If Midsomer Murders is apt to show, is the varying ways and reasons to why a person is left to contemplate the afterlife as they are placed upon the morgue table, and whilst it is a compliment to the ingenious nature to how murder can be achieved, there is, as in the case of this particular episode, that it leaves a nasty taste in the air for the souls surrounding and surviving the dearly departed.

Life in Midsomer is never straight forward, an attraction that has bound the series to the multitude of fans that it possesses and as Till Death Do Us Part eagerly throws several angles of intrigue into the mix, what the viewer gains is more of an insight into the nature of a tight knit community that knows too much about each other’s business and the best way to destroy a person’s reputation. It is in this theatrical cauldron, adorned by beautiful houses, the sense of the timeless unhurriedly passing by, that a wedding perhaps makes the best setting for confrontation; a metaphor for the way we see the social occasion full of love and memories, but for some a reminder of what has been lost.

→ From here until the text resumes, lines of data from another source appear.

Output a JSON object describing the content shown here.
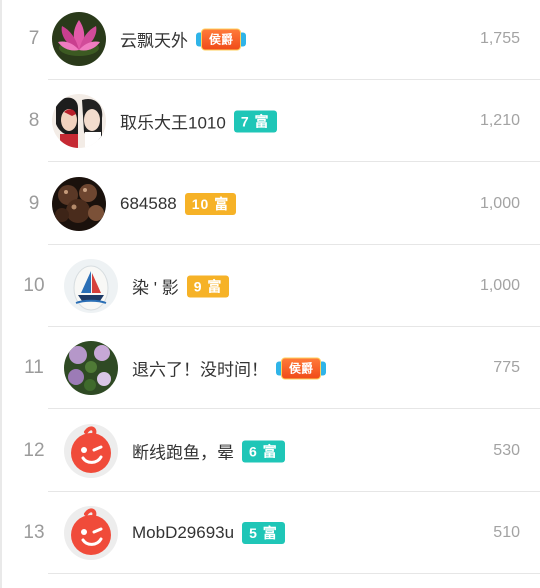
{
  "leaderboard": {
    "rows": [
      {
        "rank": "7",
        "name": "云飘天外",
        "badge": {
          "kind": "hou",
          "text": "侯爵"
        },
        "score": "1,755",
        "avatar": "lotus-flower-avatar"
      },
      {
        "rank": "8",
        "name": "取乐大王1010",
        "badge": {
          "kind": "fu",
          "text": "7 富",
          "color": "#1fc6b7"
        },
        "score": "1,210",
        "avatar": "couple-illustration-avatar"
      },
      {
        "rank": "9",
        "name": "684588",
        "badge": {
          "kind": "fu",
          "text": "10 富",
          "color": "#f6b227"
        },
        "score": "1,000",
        "avatar": "chocolate-truffles-avatar"
      },
      {
        "rank": "10",
        "name": "染 ' 影",
        "badge": {
          "kind": "fu",
          "text": "9 富",
          "color": "#f6b227"
        },
        "score": "1,000",
        "avatar": "painted-egg-sailboat-avatar"
      },
      {
        "rank": "11",
        "name": "退六了！没时间！",
        "badge": {
          "kind": "hou",
          "text": "侯爵"
        },
        "score": "775",
        "avatar": "flowers-avatar"
      },
      {
        "rank": "12",
        "name": "断线跑鱼，晕",
        "badge": {
          "kind": "fu",
          "text": "6 富",
          "color": "#1fc6b7"
        },
        "score": "530",
        "avatar": "default-wink-face-avatar"
      },
      {
        "rank": "13",
        "name": "MobD29693u",
        "badge": {
          "kind": "fu",
          "text": "5 富",
          "color": "#1fc6b7"
        },
        "score": "510",
        "avatar": "default-wink-face-avatar"
      }
    ]
  }
}
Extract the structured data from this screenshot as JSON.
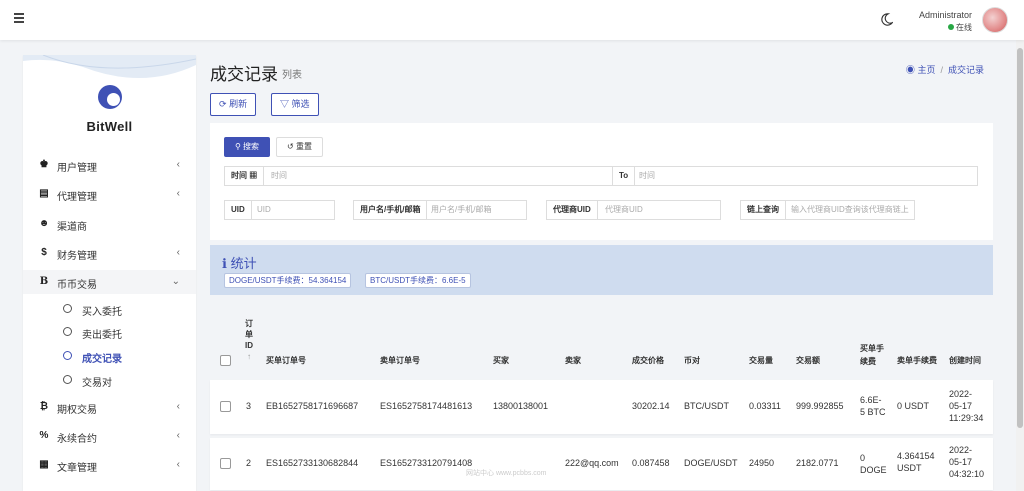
{
  "header": {
    "admin_name": "Administrator",
    "status": "在线",
    "menu_icon": "hamburger-icon",
    "theme_icon": "moon-icon"
  },
  "sidebar": {
    "brand": "BitWell",
    "items": [
      {
        "label": "用户管理",
        "icon": "user-group-icon",
        "chev": "‹"
      },
      {
        "label": "代理管理",
        "icon": "id-card-icon",
        "chev": "‹"
      },
      {
        "label": "渠道商",
        "icon": "user-circle-icon",
        "chev": ""
      },
      {
        "label": "财务管理",
        "icon": "dollar-icon",
        "chev": "‹"
      },
      {
        "label": "币币交易",
        "icon": "bitcoin-icon",
        "chev": "⌄"
      },
      {
        "label": "期权交易",
        "icon": "bitcoin-icon",
        "chev": "‹"
      },
      {
        "label": "永续合约",
        "icon": "link-icon",
        "chev": "‹"
      },
      {
        "label": "文章管理",
        "icon": "newspaper-icon",
        "chev": "‹"
      }
    ],
    "subitems": [
      {
        "label": "买入委托"
      },
      {
        "label": "卖出委托"
      },
      {
        "label": "成交记录"
      },
      {
        "label": "交易对"
      }
    ]
  },
  "page": {
    "title": "成交记录",
    "subtitle": "列表",
    "breadcrumb_home": "主页",
    "breadcrumb_current": "成交记录",
    "refresh_label": "刷新",
    "filter_label": "筛选"
  },
  "search": {
    "search_label": "搜索",
    "reset_label": "重置",
    "time_label": "时间",
    "time_ph": "时间",
    "to_label": "To",
    "to_ph": "时间",
    "uid_label": "UID",
    "uid_ph": "UID",
    "user_label": "用户名/手机/邮箱",
    "user_ph": "用户名/手机/邮箱",
    "agent_label": "代理商UID",
    "agent_ph": "代理商UID",
    "chain_label": "链上查询",
    "chain_ph": "输入代理商UID查询该代理商链上"
  },
  "stats": {
    "title": "统计",
    "doge_fee": "DOGE/USDT手续费：54.364154",
    "btc_fee": "BTC/USDT手续费：6.6E-5"
  },
  "table": {
    "headers": {
      "id": "订单ID",
      "id_lines": [
        "订",
        "单",
        "ID"
      ],
      "sort": "↑",
      "buy_order": "买单订单号",
      "sell_order": "卖单订单号",
      "buyer": "买家",
      "seller": "卖家",
      "price": "成交价格",
      "pair": "币对",
      "amount": "交易量",
      "total": "交易额",
      "buy_fee_l1": "买单手",
      "buy_fee_l2": "续费",
      "sell_fee": "卖单手续费",
      "created": "创建时间"
    },
    "rows": [
      {
        "id": "3",
        "buy_order": "EB1652758171696687",
        "sell_order": "ES1652758174481613",
        "buyer": "13800138001",
        "seller": "",
        "price": "30202.14",
        "pair": "BTC/USDT",
        "amount": "0.03311",
        "total": "999.992855",
        "buy_fee_l1": "6.6E-",
        "buy_fee_l2": "5 BTC",
        "sell_fee_l1": "0 USDT",
        "sell_fee_l2": "",
        "date_l1": "2022-",
        "date_l2": "05-17",
        "date_l3": "11:29:34"
      },
      {
        "id": "2",
        "buy_order": "ES1652733130682844",
        "sell_order": "ES1652733120791408",
        "buyer": "",
        "seller": "222@qq.com",
        "price": "0.087458",
        "pair": "DOGE/USDT",
        "amount": "24950",
        "total": "2182.0771",
        "buy_fee_l1": "0",
        "buy_fee_l2": "DOGE",
        "sell_fee_l1": "4.364154",
        "sell_fee_l2": "USDT",
        "date_l1": "2022-",
        "date_l2": "05-17",
        "date_l3": "04:32:10"
      }
    ]
  },
  "watermark": "网站中心 www.pcbbs.com"
}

It is to this that the inclusion of Nick Hancock, regretfully rarely seen on television for many years, comes to the fore as the disgraced former accountant Phil Webster, the superb Liz Fraser in one of her final roles before her own death in 2018, and now series regular Annette Badland, who gives a wonderful performance as the devilishly astute pathologist Fleur Perkins, that Helen Jenkins’ script takes root, a vow of perspective enjoyed and an audacious act of murder given a life-long commitment to.

To have and to hold, in the firm grip of death, is where we ultimately end up; and one that the makers of Midsomer Murders revel in placing its audience.